Just a few blocks from the White House where Myanmar’s president was feted for working for democracy, another side of his country is now on display at a more haunting Washington landmark: the plight of its most beleaguered people, the Rohingya Muslims, depicted in photographs projected at night onto the external walls of the Holocaust Memorial Museum.
The stark, black and white images by US photographer Greg Constantine combine searching portraits with pictures of the scorched settlements the Rohingya were forced to flee after a deadly outbreak of sectarian violence last summer that left more than 100,000 confined to camps and further darkened the prospects for this stateless people.
They are denied citizenship in Myanmar and are typically regarded there as illegal immigrants from neighboring Bangladesh.

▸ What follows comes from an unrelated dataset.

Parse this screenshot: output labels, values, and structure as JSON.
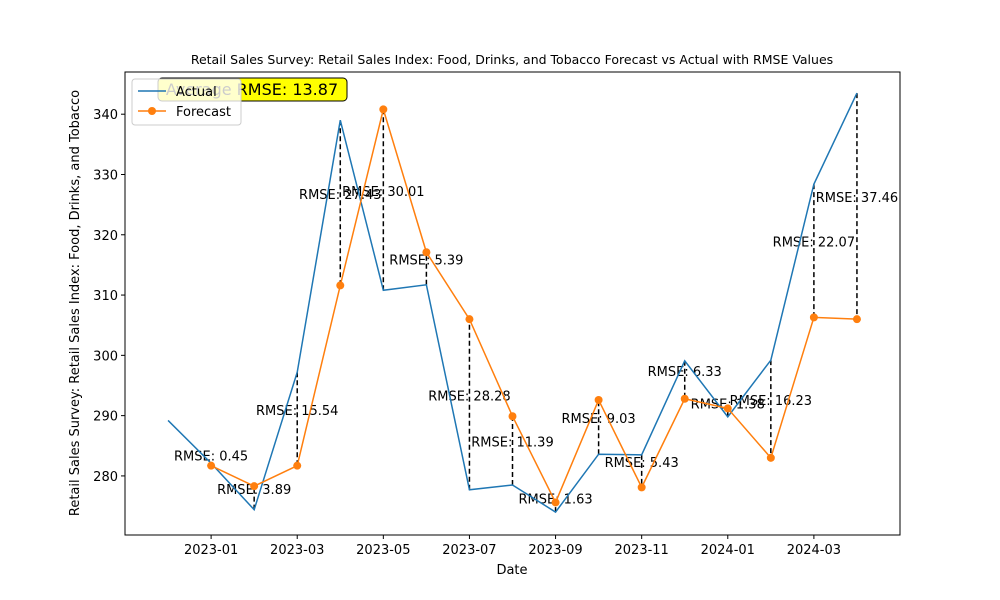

“It’s disturbing that at a time when there are so many conversations on the perceived amazing developments in Burma, this tragedy has been overshadowed by everybody’s interest on what’s been happening elsewhere in the country with democratic reforms,” said Constantine, who has spent seven years photographing the Rohingya on both sides of Myanmar’s border with Bangladesh.
The US government-funded Holocaust museum primarily commemorates the genocide against the Jews by the Nazis during World War II, but it also documents the mass killings that have blighted Bosnia, Rwanda and Sudan, and seeks to spotlight situations where it sees a repeat of such atrocities. It has previously projected images on its walls of Holocaust survivors, and from South Sudan and the Darfur region of Sudan.
“We are not saying that genocide is taking place in Burma,” said Michael Abramowitz, director of the museum’s Center for the Prevention of Genocide. “We are not trying to equate these different situations. The Holocaust was a unique event in human history. But what we do want to do is use our assets to try to prevent these kinds of crimes from happening to others in the future.”
The failure of authorities to prevent sectarian clashes between minority Muslims and majority Buddhists has dented the international reputation of the government of Burmese President Thein Sein.
The former general, hosted by President Barack Obama at the White House in May, has been applauded in the West for steering the country from decades of direct military rule.
However, sectarian violence that broke out between ethnic Rakhine Buddhists and Rohingya in the west has spread to other regions of the country. About 240 people have been killed, mostly Muslims, and 240,000 forced to flee their homes.